Эхо этого взрыва отозвалось в Берлине. Из ставки Гитлера прибыл специальный уполномоченный для расследования обстоятельств. Но расследовать было нечего - факт остался фактом.
Прибывший председатель под усиленной охраной беседовал с местными гражданами. На этой беседе он сделал, между прочим, очень не глупое заявление: "Мы - де, мол, - знаем, что эта работа выполнена не без участия москвичей, но если бы им не помогали мирные граждане, то одни бы они ничего не смогли сделать"...
Взрыв кинотеатра был для наших людей своего рода аттестатом зрелости. Этот взрыв был эффективным еще и тем, что в театре вместе с другими было шестьдесят пять человек эсэсовцев, которые в отместку за подрыв моста партизанам - собрали двести сорок человек мирных жителей на Синкевических хуторах, сожгли их в помещении школы. Выскакивающих из горящего здания эсэсовцы расстреливали из автоматов. Над палачами был приведен в исполнение смертельный приговор в здании этого кинотеатра.

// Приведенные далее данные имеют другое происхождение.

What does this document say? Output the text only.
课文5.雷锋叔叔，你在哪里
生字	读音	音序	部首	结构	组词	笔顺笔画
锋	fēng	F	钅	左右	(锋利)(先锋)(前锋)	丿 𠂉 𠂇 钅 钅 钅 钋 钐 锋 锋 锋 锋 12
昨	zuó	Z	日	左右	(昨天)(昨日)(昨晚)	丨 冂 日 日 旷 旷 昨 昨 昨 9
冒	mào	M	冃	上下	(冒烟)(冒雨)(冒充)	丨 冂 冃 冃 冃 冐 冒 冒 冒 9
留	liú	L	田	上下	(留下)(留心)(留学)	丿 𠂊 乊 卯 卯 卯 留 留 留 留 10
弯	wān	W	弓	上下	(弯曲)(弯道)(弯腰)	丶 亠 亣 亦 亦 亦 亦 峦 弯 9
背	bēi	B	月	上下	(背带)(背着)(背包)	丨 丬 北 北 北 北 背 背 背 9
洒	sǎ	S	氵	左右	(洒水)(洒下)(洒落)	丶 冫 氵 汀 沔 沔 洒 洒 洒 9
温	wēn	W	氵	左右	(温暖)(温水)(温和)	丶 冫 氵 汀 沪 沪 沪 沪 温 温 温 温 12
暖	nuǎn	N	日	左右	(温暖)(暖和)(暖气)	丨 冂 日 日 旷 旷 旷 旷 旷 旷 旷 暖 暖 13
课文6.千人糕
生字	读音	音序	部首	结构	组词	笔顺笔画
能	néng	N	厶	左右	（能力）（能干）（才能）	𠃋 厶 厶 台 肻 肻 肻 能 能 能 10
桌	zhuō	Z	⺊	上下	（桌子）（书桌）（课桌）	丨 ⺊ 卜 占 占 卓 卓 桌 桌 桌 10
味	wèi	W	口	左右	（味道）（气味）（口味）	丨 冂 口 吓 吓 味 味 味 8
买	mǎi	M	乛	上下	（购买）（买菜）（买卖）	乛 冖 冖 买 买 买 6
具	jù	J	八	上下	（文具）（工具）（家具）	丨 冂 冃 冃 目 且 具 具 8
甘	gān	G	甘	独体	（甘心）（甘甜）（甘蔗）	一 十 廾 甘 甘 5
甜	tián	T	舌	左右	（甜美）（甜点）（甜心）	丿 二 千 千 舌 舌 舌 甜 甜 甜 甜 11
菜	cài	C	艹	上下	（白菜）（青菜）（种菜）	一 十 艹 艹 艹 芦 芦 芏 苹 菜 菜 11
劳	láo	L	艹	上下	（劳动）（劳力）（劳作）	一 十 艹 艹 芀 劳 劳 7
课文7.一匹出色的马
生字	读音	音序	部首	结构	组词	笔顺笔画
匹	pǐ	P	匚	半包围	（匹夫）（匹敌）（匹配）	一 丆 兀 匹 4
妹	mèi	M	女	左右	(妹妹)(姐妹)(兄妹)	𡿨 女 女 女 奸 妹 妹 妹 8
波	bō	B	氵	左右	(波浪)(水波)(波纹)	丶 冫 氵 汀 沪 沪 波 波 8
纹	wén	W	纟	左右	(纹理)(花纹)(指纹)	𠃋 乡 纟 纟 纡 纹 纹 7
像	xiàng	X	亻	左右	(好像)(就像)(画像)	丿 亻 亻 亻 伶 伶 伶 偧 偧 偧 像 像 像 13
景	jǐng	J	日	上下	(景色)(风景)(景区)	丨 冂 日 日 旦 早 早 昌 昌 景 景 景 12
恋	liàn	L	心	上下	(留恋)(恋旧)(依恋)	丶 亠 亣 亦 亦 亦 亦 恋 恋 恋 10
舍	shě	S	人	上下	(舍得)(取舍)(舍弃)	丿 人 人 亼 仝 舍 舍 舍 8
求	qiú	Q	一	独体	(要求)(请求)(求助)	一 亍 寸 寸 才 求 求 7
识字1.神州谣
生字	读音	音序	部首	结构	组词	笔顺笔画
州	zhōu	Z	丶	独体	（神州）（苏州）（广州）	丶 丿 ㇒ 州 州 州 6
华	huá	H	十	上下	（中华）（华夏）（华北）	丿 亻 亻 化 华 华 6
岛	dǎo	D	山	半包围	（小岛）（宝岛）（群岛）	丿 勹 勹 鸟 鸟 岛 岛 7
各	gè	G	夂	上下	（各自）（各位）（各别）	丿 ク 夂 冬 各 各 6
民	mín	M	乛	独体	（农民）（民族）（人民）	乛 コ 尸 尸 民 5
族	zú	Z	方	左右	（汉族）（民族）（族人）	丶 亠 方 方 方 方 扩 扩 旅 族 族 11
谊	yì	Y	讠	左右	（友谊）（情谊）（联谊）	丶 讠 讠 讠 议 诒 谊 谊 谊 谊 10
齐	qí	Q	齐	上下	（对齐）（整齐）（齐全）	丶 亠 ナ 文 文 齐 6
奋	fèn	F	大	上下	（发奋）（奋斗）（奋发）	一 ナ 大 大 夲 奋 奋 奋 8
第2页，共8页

Примерно в октябре - ноябре того же сорок второго года нам удалось организовать встречное крушение трех пар поездов в районе Баранович. Наши люди в десятках имений сожгли хлеб и уничтожили скот.
Эти имения в большинстве своем немцы организовывали на базе наших совхозов. В имениях работали бельгийские агрономы, разводили молочный скот, использовали наши достижения и вводили культуру запада в севообороты, травосеяние и т. п.
Еще в майские дни сорок второго года мы в Витебской области вывесили заминированные красные флаги в населенных пунктах, занятых немцами. В ноябрьские дни сорок второго года наши заминированные красные флаги были вывешены в Слуцке, Барановичах, Лунинце, Саранске. Заминированные флаги, плакаты, карикатуры мы вывесили на шоссе и на железных дорогах. А так как немцы, уже имея горький опыт осенью сорок второго года, старались на наиболее опасные дела посылать наших советских граждан, или привезенных из других стран евреев, - то наши люди делали так, что вывешенное красное знамя или плакат связывался детонирующим шнуром с полотном дороги, с симафором, с линией связи или каким-нибудь другим объектом. Поэтому безнаказанно снять поставленное нами немцы не могли.
Осенью сорок второго, и особенно в сорок третьем, году сложилась совершенно другая обстановка в тылу противника. Фашистские захватчики после поражения в междуречьи Волги и Дона были разбиты на Орловско-Курской дуге. Фашистские полчища начали откатываться на запад. Победная поступь советской армии слышалась за сотню километров.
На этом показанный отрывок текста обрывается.